Others While the present invention has been described with reference to specific embodiments, the present invention is not limited to the above-described embodiments.

  For example, in the above-described embodiments, the AC high voltage generation circuit and the DC high voltage generation circuit of the charging high voltage substrate have been described as examples. However, the same effect can be obtained in the development DC high voltage generation circuit and the transfer DC high voltage generation circuit. . That is, in the development DC high-voltage generation circuit and the transfer DC high-voltage generation circuit, similarly to the charging DC high-voltage generation circuit, a slit 330 similar to that described with reference to FIGS. It is possible to suppress the occurrence of leakage current due to condensation between the terminals. As described above, the high-voltage power supply outputs an AC voltage applied to the charging member, outputs a DC voltage applied to the charging member, or outputs a DC voltage applied to the developer carrier as a member related to image formation. Alternatively, a DC voltage may be output to the transfer member.

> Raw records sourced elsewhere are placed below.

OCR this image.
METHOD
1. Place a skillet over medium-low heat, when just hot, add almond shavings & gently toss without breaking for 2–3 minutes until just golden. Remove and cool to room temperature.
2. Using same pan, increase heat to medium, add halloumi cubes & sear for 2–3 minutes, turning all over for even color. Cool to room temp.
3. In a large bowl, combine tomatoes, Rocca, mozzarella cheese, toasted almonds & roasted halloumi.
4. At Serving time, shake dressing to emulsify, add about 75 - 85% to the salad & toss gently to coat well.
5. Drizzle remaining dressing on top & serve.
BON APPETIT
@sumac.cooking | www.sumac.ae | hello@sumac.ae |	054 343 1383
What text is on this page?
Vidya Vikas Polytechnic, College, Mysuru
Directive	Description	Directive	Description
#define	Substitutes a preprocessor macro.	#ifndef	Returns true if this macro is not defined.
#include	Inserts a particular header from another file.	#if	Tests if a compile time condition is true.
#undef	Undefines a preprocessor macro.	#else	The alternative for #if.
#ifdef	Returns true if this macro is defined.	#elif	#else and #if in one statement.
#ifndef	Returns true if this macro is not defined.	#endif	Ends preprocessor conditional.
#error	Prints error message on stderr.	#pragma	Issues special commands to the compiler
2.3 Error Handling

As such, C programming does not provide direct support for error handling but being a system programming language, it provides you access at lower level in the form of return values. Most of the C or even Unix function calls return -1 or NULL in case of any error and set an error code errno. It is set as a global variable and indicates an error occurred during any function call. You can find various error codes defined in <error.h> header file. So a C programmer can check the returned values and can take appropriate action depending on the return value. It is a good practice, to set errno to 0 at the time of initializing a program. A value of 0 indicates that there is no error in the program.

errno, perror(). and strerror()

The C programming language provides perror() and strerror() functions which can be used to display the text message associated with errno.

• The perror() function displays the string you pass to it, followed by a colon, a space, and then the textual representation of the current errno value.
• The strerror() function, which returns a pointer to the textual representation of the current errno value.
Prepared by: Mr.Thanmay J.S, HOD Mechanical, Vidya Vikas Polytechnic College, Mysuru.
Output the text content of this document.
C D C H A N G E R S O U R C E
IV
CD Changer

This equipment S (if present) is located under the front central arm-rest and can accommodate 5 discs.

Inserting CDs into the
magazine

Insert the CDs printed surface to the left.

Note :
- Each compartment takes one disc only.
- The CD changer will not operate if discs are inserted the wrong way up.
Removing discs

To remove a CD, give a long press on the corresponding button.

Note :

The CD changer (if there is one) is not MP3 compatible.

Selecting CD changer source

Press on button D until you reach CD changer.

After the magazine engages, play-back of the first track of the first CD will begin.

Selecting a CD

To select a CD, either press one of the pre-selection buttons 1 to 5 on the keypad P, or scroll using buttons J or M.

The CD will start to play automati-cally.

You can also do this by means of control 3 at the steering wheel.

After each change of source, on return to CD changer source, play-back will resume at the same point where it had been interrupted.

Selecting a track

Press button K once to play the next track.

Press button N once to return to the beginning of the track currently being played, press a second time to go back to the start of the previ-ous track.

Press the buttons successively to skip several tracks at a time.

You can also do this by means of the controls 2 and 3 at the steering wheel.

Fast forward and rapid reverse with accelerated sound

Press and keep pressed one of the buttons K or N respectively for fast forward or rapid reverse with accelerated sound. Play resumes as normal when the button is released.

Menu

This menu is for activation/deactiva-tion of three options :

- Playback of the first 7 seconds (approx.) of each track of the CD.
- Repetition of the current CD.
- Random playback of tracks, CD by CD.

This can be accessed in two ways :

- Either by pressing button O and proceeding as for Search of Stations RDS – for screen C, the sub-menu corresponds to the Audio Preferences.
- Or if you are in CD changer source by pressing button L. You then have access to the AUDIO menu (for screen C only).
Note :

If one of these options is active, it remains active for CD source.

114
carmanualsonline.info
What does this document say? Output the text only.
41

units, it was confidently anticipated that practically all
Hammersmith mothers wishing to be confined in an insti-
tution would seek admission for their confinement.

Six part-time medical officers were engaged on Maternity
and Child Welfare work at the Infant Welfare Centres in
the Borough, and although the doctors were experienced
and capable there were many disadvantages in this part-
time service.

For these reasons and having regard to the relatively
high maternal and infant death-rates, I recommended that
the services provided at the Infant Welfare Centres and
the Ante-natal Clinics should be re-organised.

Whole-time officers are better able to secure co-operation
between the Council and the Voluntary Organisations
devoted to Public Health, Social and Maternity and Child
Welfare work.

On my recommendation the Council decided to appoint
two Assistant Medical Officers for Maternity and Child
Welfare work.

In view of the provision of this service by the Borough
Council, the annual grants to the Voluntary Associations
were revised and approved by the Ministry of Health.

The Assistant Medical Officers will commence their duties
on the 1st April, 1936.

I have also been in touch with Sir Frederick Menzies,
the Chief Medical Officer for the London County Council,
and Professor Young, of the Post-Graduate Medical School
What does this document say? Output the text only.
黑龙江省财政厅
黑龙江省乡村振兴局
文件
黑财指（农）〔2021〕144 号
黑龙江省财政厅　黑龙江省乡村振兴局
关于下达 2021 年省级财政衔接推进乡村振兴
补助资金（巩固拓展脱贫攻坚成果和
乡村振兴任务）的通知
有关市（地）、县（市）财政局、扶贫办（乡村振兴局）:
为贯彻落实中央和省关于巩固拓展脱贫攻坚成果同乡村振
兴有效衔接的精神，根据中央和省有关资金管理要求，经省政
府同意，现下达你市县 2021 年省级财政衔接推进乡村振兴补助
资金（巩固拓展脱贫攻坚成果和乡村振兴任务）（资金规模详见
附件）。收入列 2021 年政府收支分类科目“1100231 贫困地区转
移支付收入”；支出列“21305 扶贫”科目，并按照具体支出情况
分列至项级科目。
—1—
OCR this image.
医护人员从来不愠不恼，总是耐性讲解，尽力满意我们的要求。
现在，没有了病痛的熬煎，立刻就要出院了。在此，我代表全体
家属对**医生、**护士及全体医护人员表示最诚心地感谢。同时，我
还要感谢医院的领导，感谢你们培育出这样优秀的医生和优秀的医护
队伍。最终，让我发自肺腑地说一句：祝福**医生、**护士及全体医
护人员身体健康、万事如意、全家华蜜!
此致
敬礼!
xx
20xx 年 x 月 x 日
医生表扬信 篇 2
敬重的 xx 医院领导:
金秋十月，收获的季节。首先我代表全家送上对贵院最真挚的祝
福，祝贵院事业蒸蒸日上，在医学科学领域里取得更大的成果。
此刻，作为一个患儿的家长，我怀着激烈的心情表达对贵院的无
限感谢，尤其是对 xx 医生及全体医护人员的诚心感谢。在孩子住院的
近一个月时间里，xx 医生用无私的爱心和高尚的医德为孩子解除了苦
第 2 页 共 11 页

  Also, with regard to the shape of the slit, some examples are shown in the above-described embodiments, and the number and length of the slits are not limited to those in the above-described embodiments in order to obtain the effects of the present invention. Absent. For example, in the slit 330 shown in FIGS. 5 and 6, the connecting portion between the first portion 331 and the second portion 332 has a shape in which either or both of the first portion 331 and the second portion 332 protrude from the other. May be.

  In the above-described embodiments, feedback control is performed by an analog circuit using an error amplifier. However, the output of the voltage dividing circuit is converted into a digital value by A / D conversion or the like, and is converted into an ASIC or CPU. This is also effective in the case of feedback control using.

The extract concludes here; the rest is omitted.